Quetiapina, risperidona, olanzapina
Delirium, agitação, sintomas comportamentais em demência e quadros psicóticos.Uso com cautela, especialmente em idosos, devido a efeitos adversos.
Lorazepam, clonazepam, diazepam
Ansiedade aguda, abstinência alcoólica, espasmos musculares e convulsões.Uso preferencial por curto prazo, devido ao risco de dependência.
Trazodona
Insônia associada a quadros clínicos e psiquiátricos.
Melatonina
Distúrbios do sono e desregulação do ritmo circadiano.

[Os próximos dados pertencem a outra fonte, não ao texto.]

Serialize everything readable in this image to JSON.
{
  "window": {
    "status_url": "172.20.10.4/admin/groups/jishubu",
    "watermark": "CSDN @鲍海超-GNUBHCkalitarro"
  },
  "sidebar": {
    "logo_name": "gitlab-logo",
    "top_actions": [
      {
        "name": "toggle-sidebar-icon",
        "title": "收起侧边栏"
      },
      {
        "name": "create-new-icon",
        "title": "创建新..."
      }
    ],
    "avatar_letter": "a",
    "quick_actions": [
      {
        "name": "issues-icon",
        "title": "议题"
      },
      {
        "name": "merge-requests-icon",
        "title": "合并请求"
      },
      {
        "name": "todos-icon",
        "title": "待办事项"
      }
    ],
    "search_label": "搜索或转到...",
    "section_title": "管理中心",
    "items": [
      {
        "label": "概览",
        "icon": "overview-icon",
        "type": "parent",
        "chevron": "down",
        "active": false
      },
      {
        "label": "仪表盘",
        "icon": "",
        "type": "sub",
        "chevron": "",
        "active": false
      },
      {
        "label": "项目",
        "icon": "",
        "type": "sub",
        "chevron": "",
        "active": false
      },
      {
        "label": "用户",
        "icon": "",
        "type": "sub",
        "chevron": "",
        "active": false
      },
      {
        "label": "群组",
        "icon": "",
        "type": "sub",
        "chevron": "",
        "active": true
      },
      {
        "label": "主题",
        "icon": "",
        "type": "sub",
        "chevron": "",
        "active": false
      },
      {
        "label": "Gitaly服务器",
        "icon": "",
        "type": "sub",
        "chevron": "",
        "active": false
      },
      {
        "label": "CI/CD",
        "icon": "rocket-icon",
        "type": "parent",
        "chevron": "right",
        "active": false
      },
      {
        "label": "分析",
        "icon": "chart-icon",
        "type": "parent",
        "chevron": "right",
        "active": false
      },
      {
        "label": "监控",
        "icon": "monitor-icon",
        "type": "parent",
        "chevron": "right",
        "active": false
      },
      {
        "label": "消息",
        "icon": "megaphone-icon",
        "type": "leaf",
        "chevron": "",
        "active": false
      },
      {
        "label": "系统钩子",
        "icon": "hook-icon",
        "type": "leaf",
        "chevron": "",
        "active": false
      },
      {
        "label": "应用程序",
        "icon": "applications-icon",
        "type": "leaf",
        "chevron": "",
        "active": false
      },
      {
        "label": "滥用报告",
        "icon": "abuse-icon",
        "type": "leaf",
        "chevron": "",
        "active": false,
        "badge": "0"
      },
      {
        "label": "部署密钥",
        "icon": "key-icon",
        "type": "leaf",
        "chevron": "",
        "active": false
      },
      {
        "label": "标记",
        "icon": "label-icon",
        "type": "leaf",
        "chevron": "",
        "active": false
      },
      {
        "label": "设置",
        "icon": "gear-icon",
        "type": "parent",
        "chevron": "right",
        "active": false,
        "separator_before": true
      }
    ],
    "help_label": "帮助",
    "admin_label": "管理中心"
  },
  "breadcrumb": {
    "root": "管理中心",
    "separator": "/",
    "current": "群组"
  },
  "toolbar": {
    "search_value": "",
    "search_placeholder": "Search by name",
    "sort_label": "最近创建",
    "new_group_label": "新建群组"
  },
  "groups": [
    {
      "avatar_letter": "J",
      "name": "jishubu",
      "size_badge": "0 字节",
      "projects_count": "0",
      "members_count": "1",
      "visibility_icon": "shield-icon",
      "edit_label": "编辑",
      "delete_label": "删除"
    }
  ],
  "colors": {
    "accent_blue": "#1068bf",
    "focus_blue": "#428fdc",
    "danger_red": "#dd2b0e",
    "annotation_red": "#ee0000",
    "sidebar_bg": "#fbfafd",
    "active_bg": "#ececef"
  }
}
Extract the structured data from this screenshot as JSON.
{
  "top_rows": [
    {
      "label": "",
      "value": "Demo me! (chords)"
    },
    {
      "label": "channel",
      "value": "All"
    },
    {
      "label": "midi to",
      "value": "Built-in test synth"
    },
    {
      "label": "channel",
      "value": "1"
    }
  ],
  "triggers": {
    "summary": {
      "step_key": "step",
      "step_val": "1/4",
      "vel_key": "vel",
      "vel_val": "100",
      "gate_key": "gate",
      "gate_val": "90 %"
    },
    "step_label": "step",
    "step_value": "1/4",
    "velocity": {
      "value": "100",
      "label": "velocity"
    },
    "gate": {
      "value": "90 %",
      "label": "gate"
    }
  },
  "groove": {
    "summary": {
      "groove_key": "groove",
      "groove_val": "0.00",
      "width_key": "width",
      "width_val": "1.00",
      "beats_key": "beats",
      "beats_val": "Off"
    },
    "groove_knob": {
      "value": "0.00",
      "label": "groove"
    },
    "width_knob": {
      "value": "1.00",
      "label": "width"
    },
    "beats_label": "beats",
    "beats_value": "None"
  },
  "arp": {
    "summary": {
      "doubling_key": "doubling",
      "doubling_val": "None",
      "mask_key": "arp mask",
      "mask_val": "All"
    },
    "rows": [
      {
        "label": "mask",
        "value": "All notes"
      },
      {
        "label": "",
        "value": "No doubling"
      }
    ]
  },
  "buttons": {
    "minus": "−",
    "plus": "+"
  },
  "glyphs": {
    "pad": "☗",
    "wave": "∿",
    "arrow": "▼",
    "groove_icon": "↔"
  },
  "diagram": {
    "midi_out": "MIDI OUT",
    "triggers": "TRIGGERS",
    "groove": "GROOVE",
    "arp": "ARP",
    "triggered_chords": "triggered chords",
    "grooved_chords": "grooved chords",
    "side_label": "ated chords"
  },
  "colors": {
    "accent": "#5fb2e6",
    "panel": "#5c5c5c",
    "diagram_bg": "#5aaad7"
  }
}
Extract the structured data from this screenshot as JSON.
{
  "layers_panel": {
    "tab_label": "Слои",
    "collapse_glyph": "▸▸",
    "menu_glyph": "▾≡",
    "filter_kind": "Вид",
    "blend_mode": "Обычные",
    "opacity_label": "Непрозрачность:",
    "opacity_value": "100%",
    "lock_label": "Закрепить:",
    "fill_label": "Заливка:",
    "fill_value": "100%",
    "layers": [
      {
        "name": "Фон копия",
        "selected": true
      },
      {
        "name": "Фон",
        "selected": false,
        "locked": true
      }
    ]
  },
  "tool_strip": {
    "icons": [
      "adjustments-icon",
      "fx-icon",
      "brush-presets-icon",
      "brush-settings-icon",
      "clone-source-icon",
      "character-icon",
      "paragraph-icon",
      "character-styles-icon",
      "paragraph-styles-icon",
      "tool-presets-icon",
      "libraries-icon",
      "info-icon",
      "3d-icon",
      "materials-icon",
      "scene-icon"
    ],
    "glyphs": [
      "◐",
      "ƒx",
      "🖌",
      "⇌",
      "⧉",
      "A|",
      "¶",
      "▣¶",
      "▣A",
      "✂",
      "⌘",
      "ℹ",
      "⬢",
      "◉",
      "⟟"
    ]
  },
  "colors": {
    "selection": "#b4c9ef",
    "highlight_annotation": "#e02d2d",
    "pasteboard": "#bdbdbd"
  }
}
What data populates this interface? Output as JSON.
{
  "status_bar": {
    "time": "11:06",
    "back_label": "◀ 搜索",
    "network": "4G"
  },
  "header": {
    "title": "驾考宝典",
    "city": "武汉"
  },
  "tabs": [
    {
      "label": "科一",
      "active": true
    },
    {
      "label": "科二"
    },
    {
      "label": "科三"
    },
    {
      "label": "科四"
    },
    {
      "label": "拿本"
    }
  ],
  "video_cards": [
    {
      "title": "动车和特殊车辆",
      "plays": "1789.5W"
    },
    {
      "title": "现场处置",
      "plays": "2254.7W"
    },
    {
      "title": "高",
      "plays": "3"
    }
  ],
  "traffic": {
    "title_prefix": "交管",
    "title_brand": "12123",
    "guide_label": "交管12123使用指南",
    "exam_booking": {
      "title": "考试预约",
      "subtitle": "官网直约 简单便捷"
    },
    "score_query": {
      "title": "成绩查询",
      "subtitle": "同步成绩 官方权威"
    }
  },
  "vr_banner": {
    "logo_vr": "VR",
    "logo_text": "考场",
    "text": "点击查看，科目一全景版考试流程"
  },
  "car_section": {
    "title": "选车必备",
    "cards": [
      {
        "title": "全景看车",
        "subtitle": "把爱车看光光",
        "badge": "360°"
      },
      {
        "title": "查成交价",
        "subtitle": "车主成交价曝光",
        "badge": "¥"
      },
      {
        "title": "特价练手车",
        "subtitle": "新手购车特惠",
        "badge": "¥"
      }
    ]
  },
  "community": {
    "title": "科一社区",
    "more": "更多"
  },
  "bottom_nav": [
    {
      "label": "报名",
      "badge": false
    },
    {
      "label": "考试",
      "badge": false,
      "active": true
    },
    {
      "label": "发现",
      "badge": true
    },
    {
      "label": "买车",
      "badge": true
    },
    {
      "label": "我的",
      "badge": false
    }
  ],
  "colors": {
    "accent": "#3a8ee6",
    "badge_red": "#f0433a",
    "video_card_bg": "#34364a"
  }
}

Betabloqueadores (ex: propranolol)
Sintomas físicos da ansiedade e tremor essencial.
A utilização de psicotrópicos na clínica médica e na neurologia amplia as possibilidades terapêuticas no controle de sintomas físicos e emocionais.
O uso deve ser individualizado, considerando comorbidades clínicas, interações medicamentosas e perfil do paciente, sempre com acompanhamento médico adequado.